Altaba’s counsel argued that if the judge can agree that it is reasonably likely that Larocque’s action 11 will be permanently stayed by the Court of Queen’s Bench of Saskatchewan, Canada (given the February 9 approval by the Ontario Superior Court of Justice of the settlement of the class action in Karasik, et al. v. Yahoo! Inc., et al., CV-16-566248), then no additional security should be required for the holdback of the Larocque claims.
But Judge Laster took issue with that simplification and said Altaba’s counsel was equating frequency with damage-weighted probabilities that take into account outlier and fat-tail events. “It seems to me that what [Section 280](c)(1) wants me to do is, at a minimum, think about the full range of possibilities. . . . It doesn’t seem to me like what it’s saying is pick the one that would happen most frequently,” Judge Laster said. “We think that the risk of an asteroid strike is relatively small, but it certainly did a number on the dinosaurs, and so we are willing to invest money . . . . to track every rock in the sky.”

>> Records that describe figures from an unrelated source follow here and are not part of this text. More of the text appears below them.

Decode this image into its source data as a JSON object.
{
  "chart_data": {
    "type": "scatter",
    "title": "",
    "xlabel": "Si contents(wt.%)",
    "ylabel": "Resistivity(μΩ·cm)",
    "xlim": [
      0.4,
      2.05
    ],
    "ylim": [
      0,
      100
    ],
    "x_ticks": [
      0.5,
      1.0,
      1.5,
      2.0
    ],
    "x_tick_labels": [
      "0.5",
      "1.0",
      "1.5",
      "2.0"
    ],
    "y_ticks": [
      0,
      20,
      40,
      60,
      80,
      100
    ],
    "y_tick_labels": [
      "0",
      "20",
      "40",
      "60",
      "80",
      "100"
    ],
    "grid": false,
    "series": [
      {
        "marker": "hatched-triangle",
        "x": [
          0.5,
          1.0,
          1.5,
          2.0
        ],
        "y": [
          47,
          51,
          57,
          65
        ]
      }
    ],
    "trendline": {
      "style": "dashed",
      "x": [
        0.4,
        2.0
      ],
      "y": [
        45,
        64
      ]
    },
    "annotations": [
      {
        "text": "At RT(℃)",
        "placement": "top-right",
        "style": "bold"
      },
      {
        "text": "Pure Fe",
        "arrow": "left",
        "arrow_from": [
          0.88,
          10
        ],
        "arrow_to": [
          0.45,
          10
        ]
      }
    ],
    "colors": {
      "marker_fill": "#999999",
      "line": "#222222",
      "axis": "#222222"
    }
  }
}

Altaba’s counsel pushed back, questioning whether the judge would be prepared to bring the dissolution process to a halt by forcing Altaba to reserve dollar-for-dollar for every fat-tail event. He also reminded the judge that it is not as if Altaba is proposing zero holdback for Larocque’s claims, given that she would presumably have access to the $42.5 million pot.
[1] The revision did not change the amount of the final monetary holdback, but separated out $8.4 million of the total $44.1 million originally set aside for potential flow-through state tax liabilities so that it would be specific to Verizon’s state tax holdback (with the remaining $35.7 million left for generic potential flow-through state tax liabilities). “Revised [Proposed] Order Entering Partial Final Judgement,” filed July 19, 2021 (In re Altaba, Inc., Del. Ch. (Case No. 2020-0413-JTL)).

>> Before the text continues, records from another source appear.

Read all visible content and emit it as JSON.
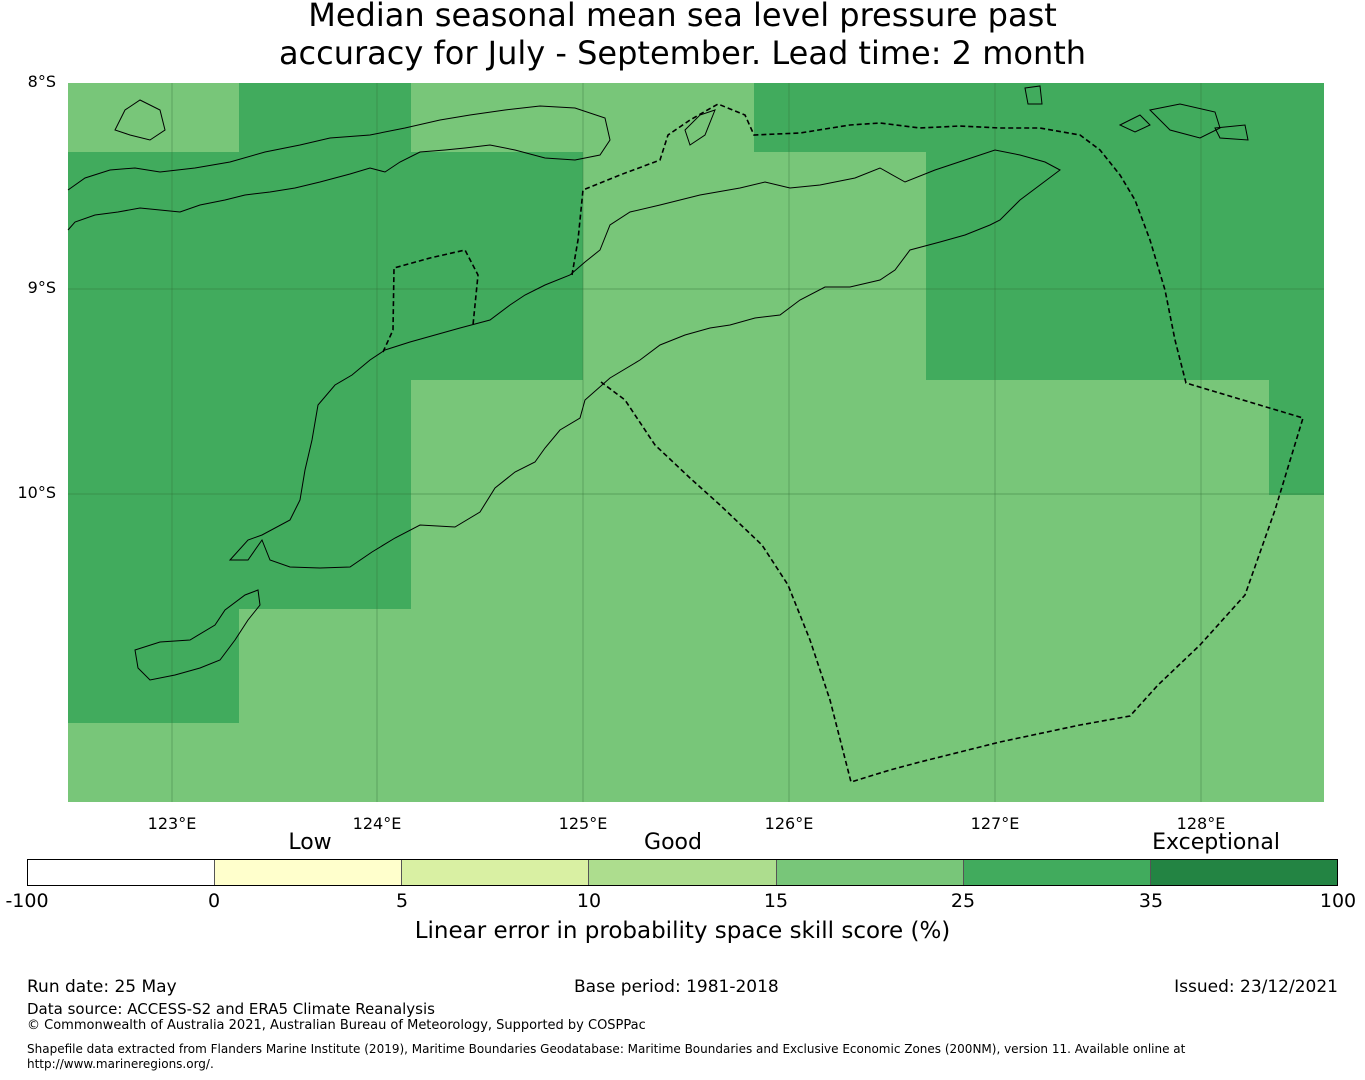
{
  "title": {
    "line1": "Median seasonal mean sea level pressure past",
    "line2": "accuracy for July - September. Lead time: 2 month"
  },
  "map": {
    "lat_labels": [
      "8°S",
      "9°S",
      "10°S"
    ],
    "lon_labels": [
      "123°E",
      "124°E",
      "125°E",
      "126°E",
      "127°E",
      "128°E"
    ],
    "extent": {
      "lon": [
        122.5,
        128.6
      ],
      "lat": [
        -11.5,
        -8.0
      ]
    },
    "colors": {
      "band_15_25": "#78c679",
      "band_25_35": "#41ab5d",
      "coastline": "#000000",
      "eez_boundary": "#000000"
    }
  },
  "legend": {
    "categories": [
      "Low",
      "Good",
      "Exceptional"
    ],
    "ticks": [
      "-100",
      "0",
      "5",
      "10",
      "15",
      "25",
      "35",
      "100"
    ],
    "colors": [
      "#ffffff",
      "#ffffcc",
      "#d9f0a3",
      "#addd8e",
      "#78c679",
      "#41ab5d",
      "#238443"
    ],
    "label": "Linear error in probability space skill score (%)"
  },
  "footer": {
    "run_date": "Run date: 25 May",
    "base_period": "Base period: 1981-2018",
    "issued": "Issued: 23/12/2021",
    "data_source": "Data source: ACCESS-S2 and ERA5 Climate Reanalysis",
    "copyright": "© Commonwealth of Australia 2021, Australian Bureau of Meteorology, Supported by COSPPac",
    "shapefile_line1": "Shapefile data extracted from Flanders Marine Institute (2019), Maritime Boundaries Geodatabase: Maritime Boundaries and Exclusive Economic Zones (200NM), version 11. Available online at",
    "shapefile_line2": "http://www.marineregions.org/."
  }
}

[2] The Droplets claims involve an intellectual property dispute.
[3] Verizon has two types of claims: tax claims and user security claims (Verizon’s claim for indemnification arising out of the Yahoo! data breaches, specifically the risk that the National Consumer Class Actions settlement, which has been appealed to the Ninth Circuit, may be renegotiated or may go to trial). In this report, references to Verizon should be read to include Oath Holdings Inc., formerly known as Yahoo! Holdings, Inc.
[4] Larocque’s claims are associated with a Canadian class action related to data breach claims against Altaba.

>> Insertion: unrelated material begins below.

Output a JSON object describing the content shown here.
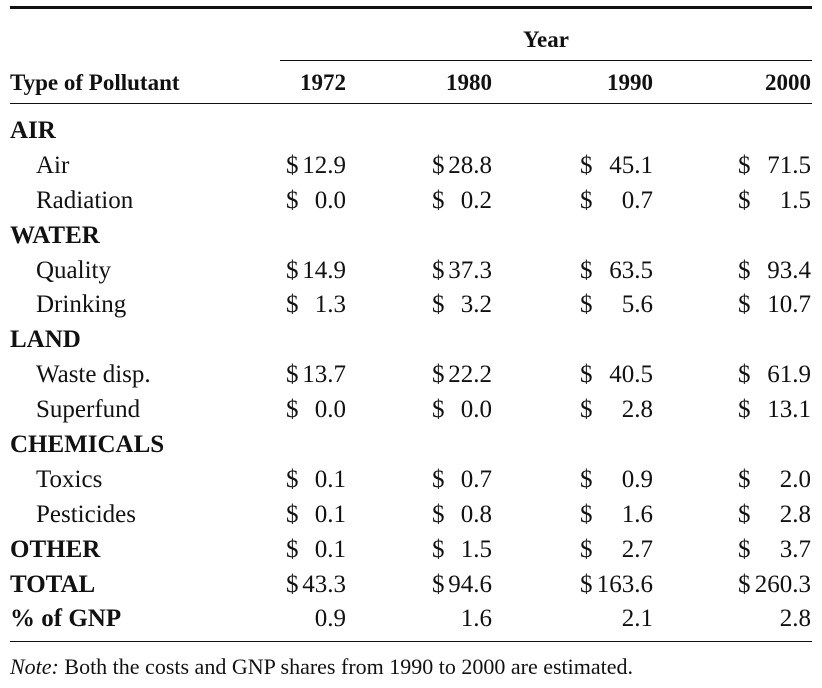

[5] “Petitioner Altaba Inc.’s Motion for Partial Judgment,” filed July 15, 2021 (In re Altaba, Inc., Del. Ch. (Case No. 2020-0413-JTL)).
[6] 3,890,774,220 / 519,511,366 shares issued and outstanding as of Dec. 31, 2020 = about $7.49 / share
[7] “Granted (Stipulation and [Proposed] Order Regarding Final Holdback for Tax-Related Indemnification Claims of Verizon Communications Inc. and Oath Holdings Inc.),” filed July 15, 2021 (In re Altaba, Inc., Del. Ch. (Case No. 2020-0413-JTL)).
[8] In this report, references to Verizon should be read to include Oath Holdings Inc., formerly known as Yahoo! Holdings, Inc.
[9] See our prior reports, including especially our April 19, 2021 report “Altaba’s Request for Second Interim Distribution Is Denied by Chancery Court Judge on Eve of Hearing,” and our April 22, 2021 report “Developments from Altaba’s Trial—Judge Indicates Path Likely for Second Interim Distribution.”
[10] The Third Revised Claims, issued by the IRS Aug. 11, 2020, covering certain of Altaba’s federal income tax liabilities for taxable years 2016 through 2029 and certain of its employment taxes for 2014 through 2017 and 2019 through 2029.
[11] Emily Larocque v Yahoo! Inc. and Yahoo! Canada Co., QBG No. 1242 of 2017.